Excessive pay rises at CEO level are the headline-grabbing examples of the rise in inequality in this country. This excess extends into the government sector, with New Zealand shown to have the second highest paid public service Chief Executives among the 34 wealthy countries in the OECD. This puts New Zealand ahead of much larger government public services such as in the UK, USA or Germany.
Further aggravating this excess has been the several crown-owned entities have consistently disregarded directions from the State Services Commission to limit increases in their CEO’s pay. The most spectacular instance was the NZ Super Fund giving then CEO Adrian Orr a huge pay increase in 2016 making him the first public servant to receive a million dollar pay package. This was despite the then Finance Minister Bill English making it very clear to the board that the government believed such a huge increase in pay was not reasonable or justified.
Now the new government’s State Services Minister Chris Hipkins is taking action to pass a law to further control state sector CEO pay. The proposed law will require the boards of crown entities like the NZ Super Fund and ACC to obtain the State Services Commissioner’s written consent to the terms and conditions of employment for a chief executive and also limit the terms of appointment of chief executives to a maximum of 5 years.

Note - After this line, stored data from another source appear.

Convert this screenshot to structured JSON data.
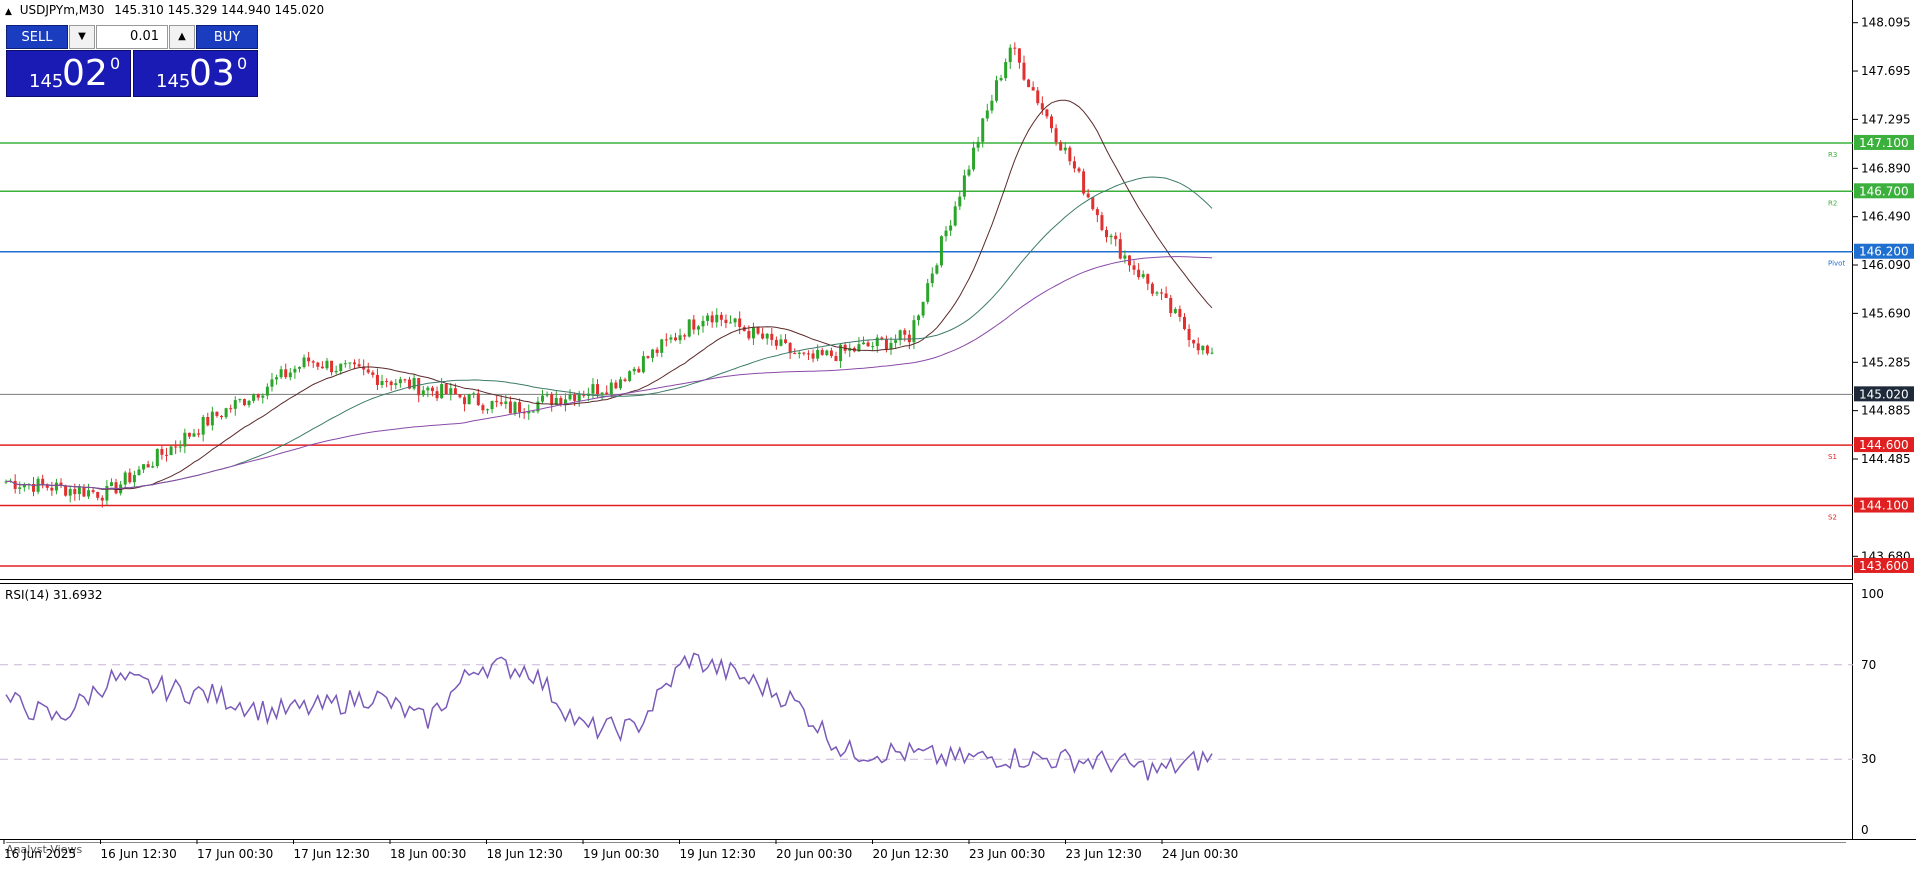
{
  "header": {
    "symbol": "USDJPYm,M30",
    "open": "145.310",
    "high": "145.329",
    "low": "144.940",
    "close": "145.020"
  },
  "trade_panel": {
    "sell_label": "SELL",
    "buy_label": "BUY",
    "lot_value": "0.01",
    "sell_small": "145",
    "sell_big": "02",
    "sell_sup": "0",
    "buy_small": "145",
    "buy_big": "03",
    "buy_sup": "0"
  },
  "price_axis": {
    "labels": [
      "148.095",
      "147.695",
      "147.295",
      "146.890",
      "146.490",
      "146.090",
      "145.690",
      "145.285",
      "144.885",
      "144.485",
      "143.680"
    ],
    "current_price": "145.020"
  },
  "levels": [
    {
      "price": 147.1,
      "label": "147.100",
      "tag": "R3",
      "color": "#3cb03c"
    },
    {
      "price": 146.7,
      "label": "146.700",
      "tag": "R2",
      "color": "#3cb03c"
    },
    {
      "price": 146.2,
      "label": "146.200",
      "tag": "Pivot",
      "color": "#1e6fcf"
    },
    {
      "price": 144.6,
      "label": "144.600",
      "tag": "S1",
      "color": "#e02020"
    },
    {
      "price": 144.1,
      "label": "144.100",
      "tag": "S2",
      "color": "#e02020"
    },
    {
      "price": 143.6,
      "label": "143.600",
      "tag": "",
      "color": "#e02020"
    }
  ],
  "rsi": {
    "label": "RSI(14) 31.6932",
    "axis_labels": [
      "100",
      "70",
      "30",
      "0"
    ]
  },
  "time_axis": {
    "labels": [
      "16 Jun 2025",
      "16 Jun 12:30",
      "17 Jun 00:30",
      "17 Jun 12:30",
      "18 Jun 00:30",
      "18 Jun 12:30",
      "19 Jun 00:30",
      "19 Jun 12:30",
      "20 Jun 00:30",
      "20 Jun 12:30",
      "23 Jun 00:30",
      "23 Jun 12:30",
      "24 Jun 00:30"
    ]
  },
  "analyst_tab": "Analyst Views",
  "colors": {
    "bull": "#2aa52a",
    "bear": "#e03030",
    "ma_fast": "#5a2a2a",
    "ma_mid": "#3e7a6a",
    "ma_slow": "#8a4aa8",
    "rsi_line": "#7a5ab8"
  },
  "chart_data": {
    "type": "line",
    "title": "",
    "series": [
      {
        "name": "",
        "x": [
          "16 Jun 2025",
          "16 Jun 12:30",
          "17 Jun 00:30",
          "17 Jun 12:30",
          "18 Jun 00:30",
          "18 Jun 12:30",
          "19 Jun 00:30",
          "19 Jun 12:30",
          "20 Jun 00:30",
          "20 Jun 12:30",
          "23 Jun 00:30",
          "23 Jun 12:30",
          "24 Jun 00:30"
        ],
        "values": [
          144.3,
          144.2,
          144.8,
          145.3,
          145.1,
          144.9,
          145.1,
          145.7,
          145.3,
          145.5,
          147.9,
          146.3,
          145.3
        ]
      }
    ],
    "ylim": [
      143.55,
      148.2
    ],
    "rsi_values_approx": [
      55,
      47,
      64,
      60,
      57,
      50,
      52,
      57,
      46,
      70,
      68,
      43,
      43,
      73,
      65,
      55,
      33,
      33,
      30,
      31,
      30,
      29,
      25,
      31
    ],
    "rsi_ylim": [
      0,
      100
    ]
  }
}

Public submissions on the State Sector and Crown Entities Reform Bill closed on 11th April and the Committee is now hearing oral submissions. The Institute of Directors is opposed to the changes because it believes the Bill would limit the independence of the organisations’ boards. In contrast, the Public Service Association has welcomed the steps to bring greater accountability from the boards of those organisations to the government and taxpayers who fund them.